L’élection à la présidence de l’institution, pour succéder à Denis Masseglia, aura lieu le 29 juin. Deux femmes et deux hommes sont en lice et ont présenté leur programme dans le cadre d’un grand oral. En voici la synthèse. Galanterie oblige, nous donnons cette semaine la parole aux deux candidates. Viendra le tour de leurs acolytes masculins dans le prochain numéro de CROS Actu.

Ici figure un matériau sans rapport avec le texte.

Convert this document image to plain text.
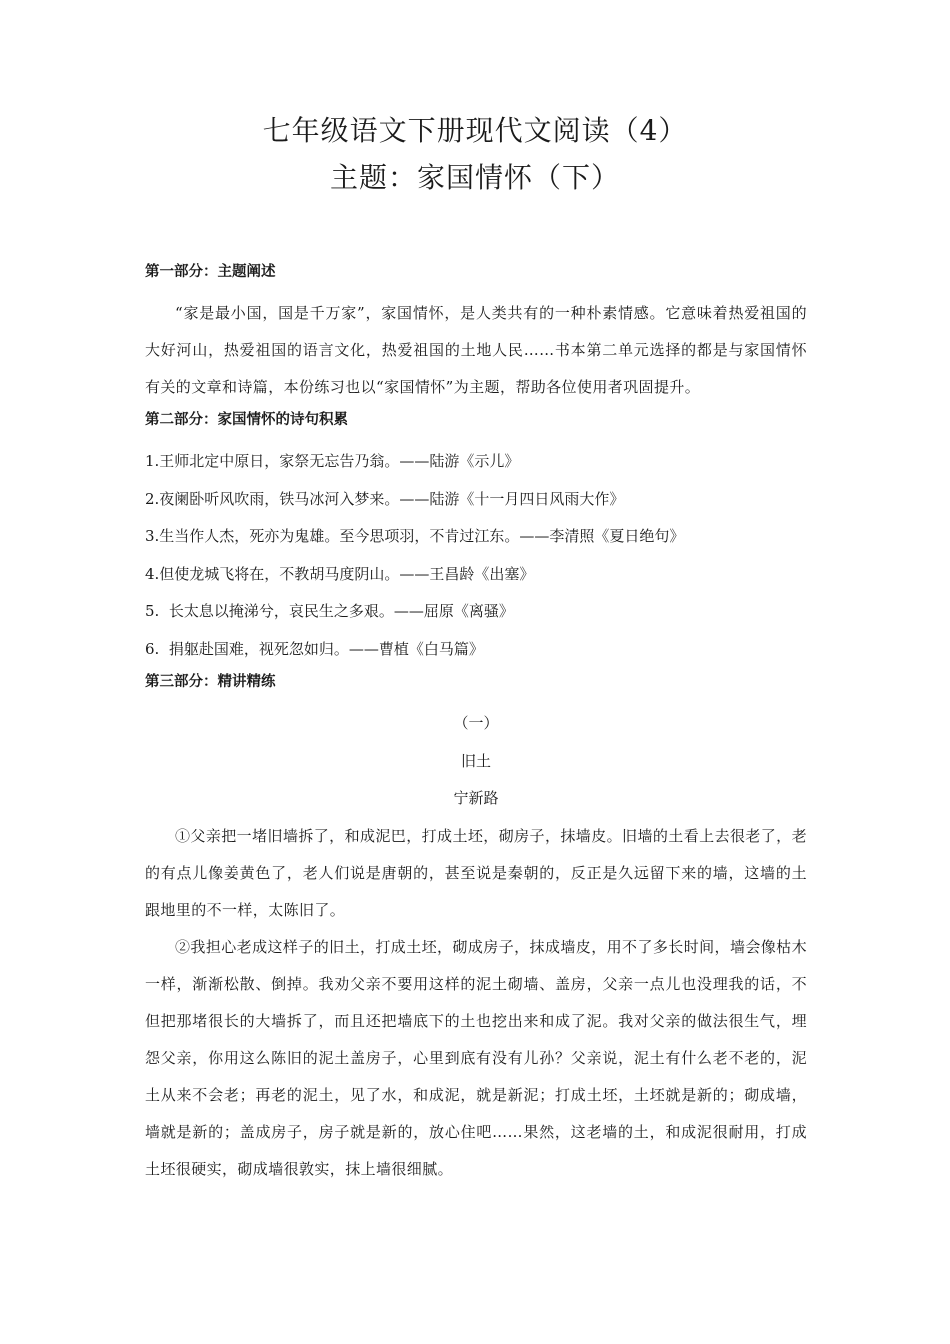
七年级语文下册现代文阅读（4）
主题：家国情怀（下）

第一部分：主题阐述

“家是最小国，国是千万家”，家国情怀，是人类共有的一种朴素情感。它意味着热爱祖国的大好河山，热爱祖国的语言文化，热爱祖国的土地人民……书本第二单元选择的都是与家国情怀有关的文章和诗篇，本份练习也以“家国情怀”为主题，帮助各位使用者巩固提升。

第二部分：家国情怀的诗句积累

1.王师北定中原日，家祭无忘告乃翁。——陆游《示儿》

2.夜阑卧听风吹雨，铁马冰河入梦来。——陆游《十一月四日风雨大作》

3.生当作人杰，死亦为鬼雄。至今思项羽，不肯过江东。——李清照《夏日绝句》

4.但使龙城飞将在，不教胡马度阴山。——王昌龄《出塞》

5.  长太息以掩涕兮，哀民生之多艰。——屈原《离骚》

6.  捐躯赴国难，视死忽如归。——曹植《白马篇》

第三部分：精讲精练

（一）

旧土

宁新路

①父亲把一堵旧墙拆了，和成泥巴，打成土坯，砌房子，抹墙皮。旧墙的土看上去很老了，老的有点儿像姜黄色了，老人们说是唐朝的，甚至说是秦朝的，反正是久远留下来的墙，这墙的土跟地里的不一样，太陈旧了。

②我担心老成这样子的旧土，打成土坯，砌成房子，抹成墙皮，用不了多长时间，墙会像枯木一样，渐渐松散、倒掉。我劝父亲不要用这样的泥土砌墙、盖房，父亲一点儿也没理我的话，不但把那堵很长的大墙拆了，而且还把墙底下的土也挖出来和成了泥。我对父亲的做法很生气，埋怨父亲，你用这么陈旧的泥土盖房子，心里到底有没有儿孙？父亲说，泥土有什么老不老的，泥土从来不会老；再老的泥土，见了水，和成泥，就是新泥；打成土坯，土坯就是新的；砌成墙，墙就是新的；盖成房子，房子就是新的，放心住吧……果然，这老墙的土，和成泥很耐用，打成土坯很硬实，砌成墙很敦实，抹上墙很细腻。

Brigitte Henriques, vice-Présidente de la FFF et

du CNOSF

« Je revendique d’être dans l’esprit d’une pionnière, s’est présentée Brigitte Henriques qui défend un programme au titre évocateur : « Révélons la France du sport # Partenaires ». Je veux apporter un souffle nouveau et faire bouger les lignes Je suis une femme de progrès. A la Fédération française de football (FFF), j’ai contribué à faire tomber les barrières culturelles pour passer de 50 000 à 200 000 licenciées. »

Faire du CNOSF «  une tête de réseau incontournable et influente »

Son premier objectif est de faire du CNOSF « une tête de réseau incontournable et influente », ce qui implique de le « renforcer » tout en « réaffirmant son rôle au service des fédérations et de ses membres mais aussi de de notre société, tant au plan national qu’international ». Le tout en misant sur « l’intelligence collective et la gouvernance partagée » pour « passer de la réaction à l’anticipation jusqu’à être force de proposition ».

Pour cela, Brigitte Henriques entend « façonner le rôle de leadership et d’influence » du CNOSF, notamment en mettant en place, pêle-mêle, un observatoire du sport fédéral, un conseil stratégique ainsi qu’un club des parlementaires. Sans omettre, bien sûr, de formaliser une liste de propositions en vue des élections présidentielles de 2022.

Autre nécessité, « nouer des relations de proximité et de confiance avec les fédérations » en transformant les collèges de fédérations au sein du CNOSF par la grâce d’un « décloisonnement agile et adapté ». Sans compter la création d’un département dédié au service aux fédérations, favorisant à la fois un accompagnement individualisé de chacune et la mutualisation des actions. Le tout sans omettre « d’écouter le terrain », en particulier les CROS et les CDOS, la commission des Territoires ayant vocation à être « renforcée ».

Enfin, il s’agira de moderniser la gouvernance du CNOSF et de son réseau territorial en instaurant la parité au sein du Bureau exécutif, en s’ouvrant à la jeunesse via la création d’un Conseil des jeunes, en organisant des États généraux des clubs deux fois par mandature et en instaurant un Club France des entreprises afin qu’elles soient en capacité de donner du sens à leur engagement.

« Ancrer la dimension sociale et citoyenne et éducative du sport »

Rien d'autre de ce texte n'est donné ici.